Bugün futbolun ‘en’leri ‘ Yabancı futbolcu kısıtlamasını kaldıralım. Ne olacak ki yani. Bugün bu yasağı önceden uygulayıp da sonradan kaldırmış ülkelerin kaç tanesi o gün ki durumundan daha kötü bir duruma düştü? Bırakın ki iyi de olsa kötü de olsa yabancı futbolcular ülkemize gelsin, Türk futbolcular da kadroda kendilerine yer bulabilmek için çaba göstersin. Çalışmak zorunda kalsınlar. Zaten altyapıdan kaç tane oyuncu alıyoruz ki ilk 11’e, bari gelenler adam gibi olsun. Yine diyenler olacak ki Türkiye yabancı futbolcu mezarlığı mı olacak?
Bence artık bu lige yeni bir hava gelmeli. Yaşadığımız olaylar futbol tarihimizin kopyası oluyor. Değişim yok, her şey sürümcemede. Bu şekilde gittiği sürece de böyle olmaya devam edecek.
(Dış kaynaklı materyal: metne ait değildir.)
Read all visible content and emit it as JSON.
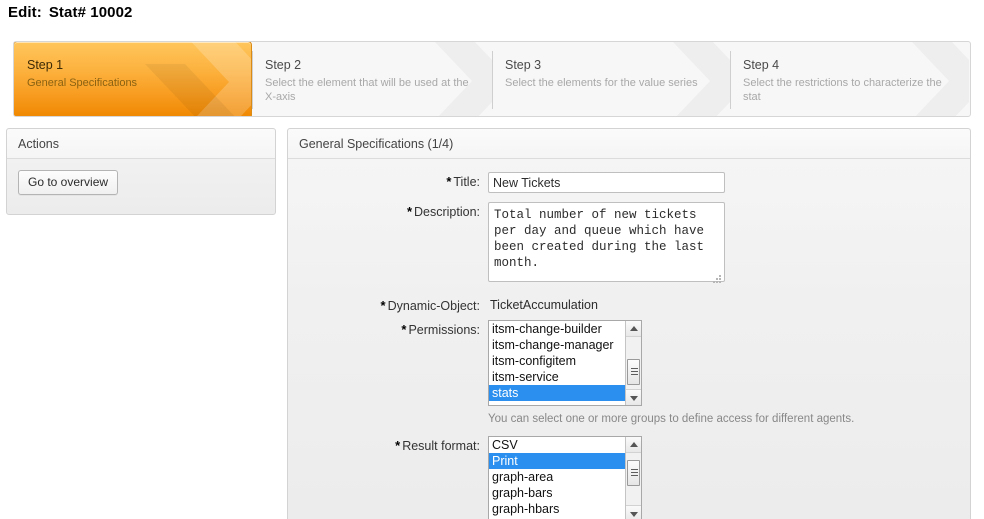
{
  "page": {
    "title_label": "Edit:",
    "title_value": "Stat# 10002"
  },
  "steps": [
    {
      "title": "Step 1",
      "desc": "General Specifications",
      "active": true
    },
    {
      "title": "Step 2",
      "desc": "Select the element that will be used at the X-axis",
      "active": false
    },
    {
      "title": "Step 3",
      "desc": "Select the elements for the value series",
      "active": false
    },
    {
      "title": "Step 4",
      "desc": "Select the restrictions to characterize the stat",
      "active": false
    }
  ],
  "actions": {
    "header": "Actions",
    "go_to_overview": "Go to overview"
  },
  "content": {
    "header": "General Specifications (1/4)",
    "fields": {
      "title": {
        "label": "Title:",
        "required_marker": "*",
        "value": "New Tickets"
      },
      "description": {
        "label": "Description:",
        "required_marker": "*",
        "value": "Total number of new tickets per day and queue which have been created during the last month."
      },
      "dynamic_object": {
        "label": "Dynamic-Object:",
        "required_marker": "*",
        "value": "TicketAccumulation"
      },
      "permissions": {
        "label": "Permissions:",
        "required_marker": "*",
        "options": [
          {
            "label": "itsm-change-builder",
            "selected": false
          },
          {
            "label": "itsm-change-manager",
            "selected": false
          },
          {
            "label": "itsm-configitem",
            "selected": false
          },
          {
            "label": "itsm-service",
            "selected": false
          },
          {
            "label": "stats",
            "selected": true
          }
        ],
        "hint": "You can select one or more groups to define access for different agents."
      },
      "result_format": {
        "label": "Result format:",
        "required_marker": "*",
        "options": [
          {
            "label": "CSV",
            "selected": false
          },
          {
            "label": "Print",
            "selected": true
          },
          {
            "label": "graph-area",
            "selected": false
          },
          {
            "label": "graph-bars",
            "selected": false
          },
          {
            "label": "graph-hbars",
            "selected": false
          }
        ]
      }
    }
  },
  "colors": {
    "accent_orange": "#f79a1d",
    "selection_blue": "#2a8fee",
    "panel_bg": "#f0f0f0",
    "border": "#d3d3d3"
  }
}
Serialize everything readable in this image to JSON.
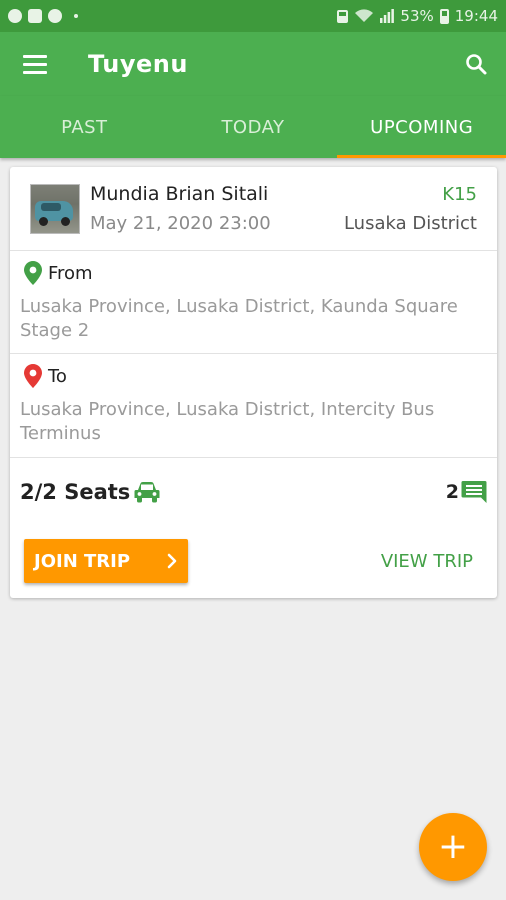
{
  "status_bar": {
    "battery": "53%",
    "time": "19:44"
  },
  "app_bar": {
    "title": "Tuyenu",
    "menu_icon": "hamburger-menu-icon",
    "search_icon": "search-icon"
  },
  "tabs": [
    {
      "label": "PAST",
      "active": false
    },
    {
      "label": "TODAY",
      "active": false
    },
    {
      "label": "UPCOMING",
      "active": true
    }
  ],
  "trip": {
    "driver_name": "Mundia Brian Sitali",
    "datetime": "May 21, 2020 23:00",
    "price": "K15",
    "district": "Lusaka District",
    "from_label": "From",
    "from_address": "Lusaka Province, Lusaka District, Kaunda Square Stage 2",
    "to_label": "To",
    "to_address": "Lusaka Province, Lusaka District, Intercity Bus Terminus",
    "seats": "2/2 Seats",
    "comments": "2",
    "join_label": "JOIN TRIP",
    "view_label": "VIEW TRIP"
  },
  "fab": {
    "label": "+"
  },
  "colors": {
    "primary": "#4caf50",
    "primary_dark": "#3e9a3c",
    "accent": "#ff9800",
    "from_pin": "#43a047",
    "to_pin": "#e53935"
  }
}
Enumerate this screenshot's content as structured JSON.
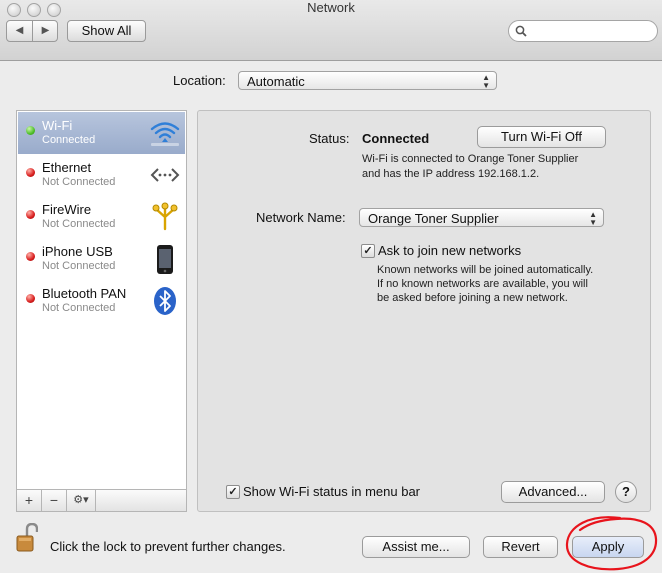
{
  "window": {
    "title": "Network"
  },
  "toolbar": {
    "show_all_label": "Show All",
    "back_icon": "chevron-left-icon",
    "forward_icon": "chevron-right-icon"
  },
  "location": {
    "label": "Location:",
    "value": "Automatic"
  },
  "services": [
    {
      "name": "Wi-Fi",
      "status": "Connected",
      "status_color": "#4fbf2a",
      "icon": "wifi-icon",
      "selected": true
    },
    {
      "name": "Ethernet",
      "status": "Not Connected",
      "status_color": "#d81e1e",
      "icon": "ethernet-icon",
      "selected": false
    },
    {
      "name": "FireWire",
      "status": "Not Connected",
      "status_color": "#d81e1e",
      "icon": "firewire-icon",
      "selected": false
    },
    {
      "name": "iPhone USB",
      "status": "Not Connected",
      "status_color": "#d81e1e",
      "icon": "iphone-icon",
      "selected": false
    },
    {
      "name": "Bluetooth PAN",
      "status": "Not Connected",
      "status_color": "#d81e1e",
      "icon": "bluetooth-icon",
      "selected": false
    }
  ],
  "sidebar_controls": {
    "add": "+",
    "remove": "−",
    "action": "⚙▾"
  },
  "detail": {
    "status_label": "Status:",
    "status_value": "Connected",
    "turn_off_label": "Turn Wi-Fi Off",
    "status_desc_1": "Wi-Fi is connected to Orange Toner Supplier",
    "status_desc_2": "and has the IP address 192.168.1.2.",
    "network_name_label": "Network Name:",
    "network_name_value": "Orange Toner Supplier",
    "ask_join_label": "Ask to join new networks",
    "ask_join_checked": true,
    "ask_join_desc_1": "Known networks will be joined automatically.",
    "ask_join_desc_2": "If no known networks are available, you will",
    "ask_join_desc_3": "be asked before joining a new network.",
    "show_status_label": "Show Wi-Fi status in menu bar",
    "show_status_checked": true,
    "advanced_label": "Advanced...",
    "help_label": "?"
  },
  "footer": {
    "lock_text": "Click the lock to prevent further changes.",
    "assist_label": "Assist me...",
    "revert_label": "Revert",
    "apply_label": "Apply",
    "highlight_color": "#e8141c"
  }
}
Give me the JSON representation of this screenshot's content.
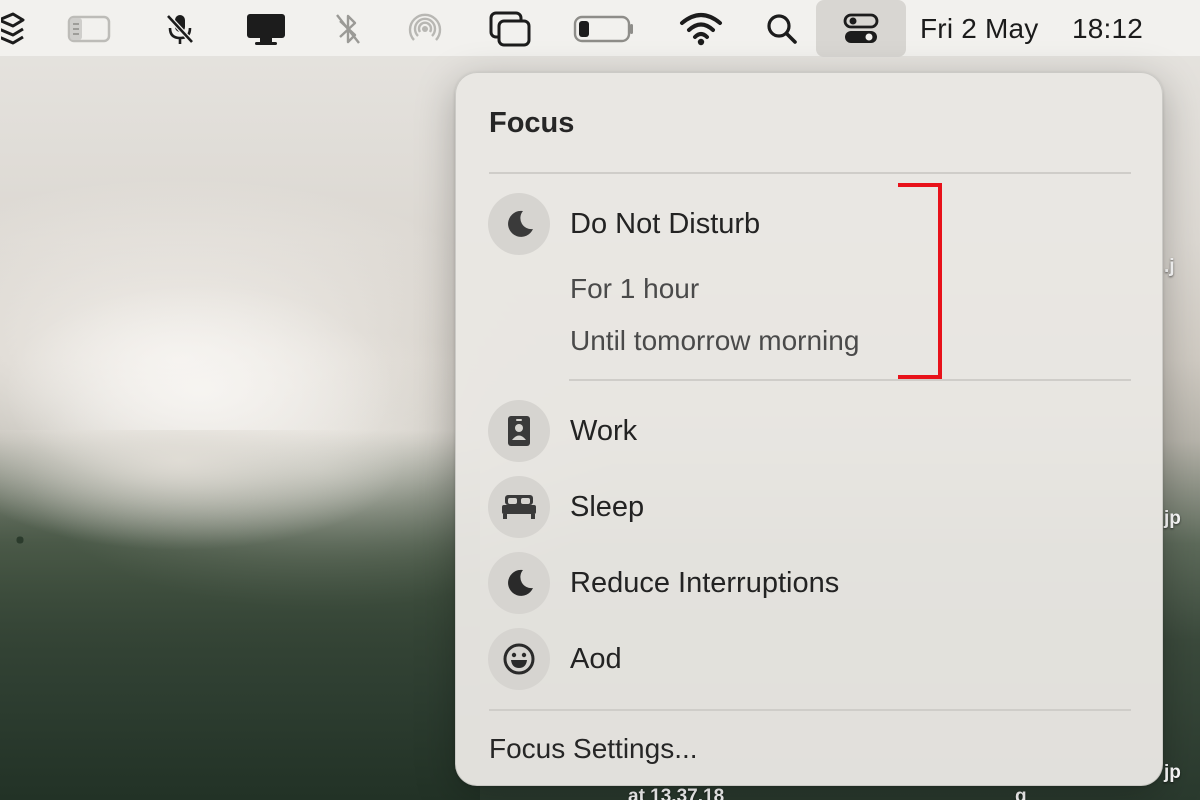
{
  "menubar": {
    "icons": [
      "layers-app-icon",
      "sidebar-toggle-icon",
      "microphone-muted-icon",
      "display-icon",
      "bluetooth-icon",
      "airdrop-icon",
      "screen-mirroring-icon",
      "battery-icon",
      "wifi-icon",
      "search-icon",
      "control-center-icon"
    ],
    "date": "Fri 2 May",
    "time": "18:12"
  },
  "focus_menu": {
    "title": "Focus",
    "do_not_disturb": {
      "label": "Do Not Disturb",
      "icon": "moon-icon",
      "options": [
        "For 1 hour",
        "Until tomorrow morning"
      ]
    },
    "modes": [
      {
        "label": "Work",
        "icon": "id-badge-icon"
      },
      {
        "label": "Sleep",
        "icon": "bed-icon"
      },
      {
        "label": "Reduce Interruptions",
        "icon": "moon-icon"
      },
      {
        "label": "Aod",
        "icon": "smiley-icon"
      }
    ],
    "settings_label": "Focus Settings..."
  },
  "desktop": {
    "file_labels": [
      ".j",
      "jp",
      "jp",
      "at 13.37.18",
      "g"
    ]
  },
  "annotation": {
    "color": "#e8121a"
  }
}
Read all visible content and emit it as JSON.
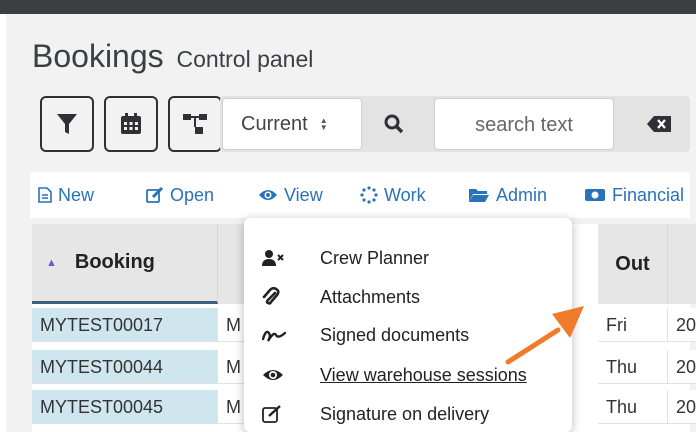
{
  "page": {
    "title": "Bookings",
    "subtitle": "Control panel"
  },
  "toolbar": {
    "filter_icon": "funnel-icon",
    "calendar_icon": "calendar-icon",
    "hierarchy_icon": "sitemap-icon",
    "period_select_value": "Current",
    "search_icon": "magnifier-icon",
    "search_placeholder": "search text",
    "clear_icon": "backspace-icon"
  },
  "actions": [
    {
      "label": "New",
      "icon": "file-icon"
    },
    {
      "label": "Open",
      "icon": "edit-icon"
    },
    {
      "label": "View",
      "icon": "eye-icon"
    },
    {
      "label": "Work",
      "icon": "spinner-icon"
    },
    {
      "label": "Admin",
      "icon": "folder-icon"
    },
    {
      "label": "Financial",
      "icon": "money-icon"
    }
  ],
  "grid": {
    "columns": [
      "Booking",
      "",
      "Out",
      ""
    ],
    "sort_column": "Booking",
    "rows": [
      {
        "booking": "MYTEST00017",
        "c2": "M",
        "out": "Fri",
        "last": "20"
      },
      {
        "booking": "MYTEST00044",
        "c2": "M",
        "out": "Thu",
        "last": "20"
      },
      {
        "booking": "MYTEST00045",
        "c2": "M",
        "out": "Thu",
        "last": "20"
      }
    ]
  },
  "work_menu": {
    "items": [
      {
        "label": "Crew Planner",
        "icon": "user-x-icon"
      },
      {
        "label": "Attachments",
        "icon": "paperclip-icon"
      },
      {
        "label": "Signed documents",
        "icon": "signature-icon"
      },
      {
        "label": "View warehouse sessions",
        "icon": "eye-icon"
      },
      {
        "label": "Signature on delivery",
        "icon": "pen-square-icon"
      }
    ],
    "hovered_item": "View warehouse sessions"
  },
  "colors": {
    "accent_link": "#2a72b8",
    "selected_cell": "#cfe6ee",
    "pointer_arrow": "#f07b2a",
    "dark_bar": "#3b3f44"
  }
}
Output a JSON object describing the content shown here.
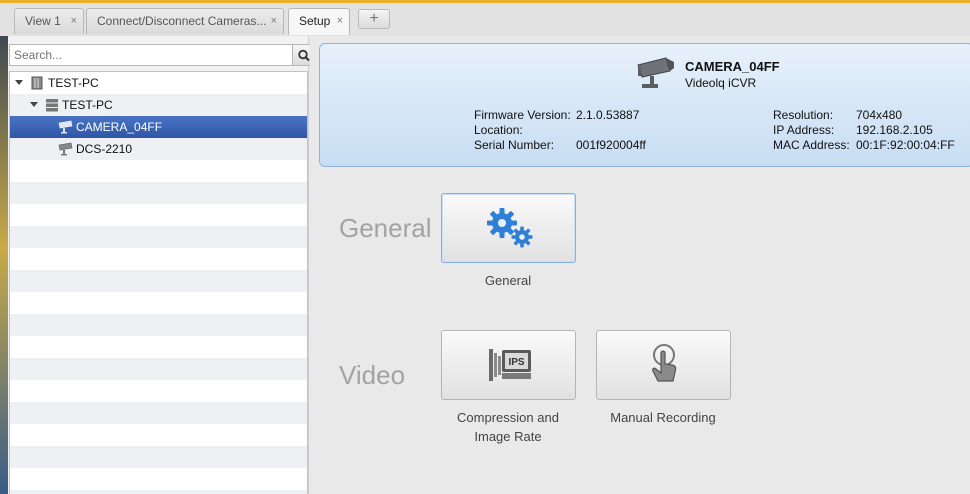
{
  "tabs": [
    {
      "label": "View 1",
      "close": "×"
    },
    {
      "label": "Connect/Disconnect Cameras...",
      "close": "×"
    },
    {
      "label": "Setup",
      "close": "×"
    }
  ],
  "add_tab": "+",
  "search": {
    "placeholder": "Search...",
    "value": ""
  },
  "tree": [
    {
      "label": "TEST-PC",
      "icon": "computer-icon"
    },
    {
      "label": "TEST-PC",
      "icon": "server-icon"
    },
    {
      "label": "CAMERA_04FF",
      "icon": "camera-icon",
      "selected": true
    },
    {
      "label": "DCS-2210",
      "icon": "camera-icon"
    }
  ],
  "camera": {
    "name": "CAMERA_04FF",
    "model": "Videolq iCVR",
    "fields_left": [
      {
        "label": "Firmware Version:",
        "value": "2.1.0.53887"
      },
      {
        "label": "Location:",
        "value": ""
      },
      {
        "label": "Serial Number:",
        "value": "001f920004ff"
      }
    ],
    "fields_right": [
      {
        "label": "Resolution:",
        "value": "704x480"
      },
      {
        "label": "IP Address:",
        "value": "192.168.2.105"
      },
      {
        "label": "MAC Address:",
        "value": "00:1F:92:00:04:FF"
      }
    ]
  },
  "sections": {
    "general": {
      "title": "General",
      "button_label": "General"
    },
    "video": {
      "title": "Video",
      "compression_line1": "Compression and",
      "compression_line2": "Image Rate",
      "ips_text": "IPS",
      "manual_label": "Manual Recording"
    }
  },
  "colors": {
    "accent": "#f0b12a",
    "selection": "#2f56a6",
    "panel": "#c8ddf3",
    "gear": "#2f7fd6"
  }
}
Ülkemizde futbola duyulan ilgi dünya genelinde en üst sıralarda. Ama nüfusu bizden daha az olan İspanya, İngiltere, İtalya gibi ülkelerin başarılarının gölgesine bile yetişemiyoruz? Genç nüfusu bakımından zengin, spora olan ilgi alakanın her geçen gün arttığı ülkemizde ne yazık ki federasyonlarımız ve kulüplerimiz yeterince altyapıya, eğitime ve tesisleşmeye önem vermiyor.
Bugün futbol kulüplerimiz, izin verilen sayıda yabancı ve altyapı eğitimini yurtdışında almış gurbetçi futbolcularla dolu.
İşin özeti şu.
‘Yabancı sayısı kalksın yerli futbolcularla yabancılar arasında bir rekabet olsun. Ben transfer parama bakarım. Takım ne yaparsa yapsın düşüncelerini bir korku salsın. Kadroya mı giremedi bu durum onu mutsuz mu ediyor yabancı menajerler bizlere nasıl amatör yabancı futbolcuları süsleyip sunuyorlarsa bizim yerli futbolcularımızda Avrupa’ya açılmalıdır. Belki o zaman Almanya’dan, Avrupa’dan, Afrika’dan gurbetçi ayartmayı bırakırız.’
Fenerbahçe’nin onbirinde bile 8 yabancı futbolcu var. Yaşasın Türk Futbolu, yaşasın Türk Futbolunun patronu Yıldırım Demirören. Eserinizle ne kadar övünseniz az.
Birde, kulüplerin, menajerlerin tutması olan, kalemini ‘Açık artırmaya’ çıkartan spor yazarları da ne kadar kendileri ile övünse az. Türk futbolundaki bu kötü eser hepinizin.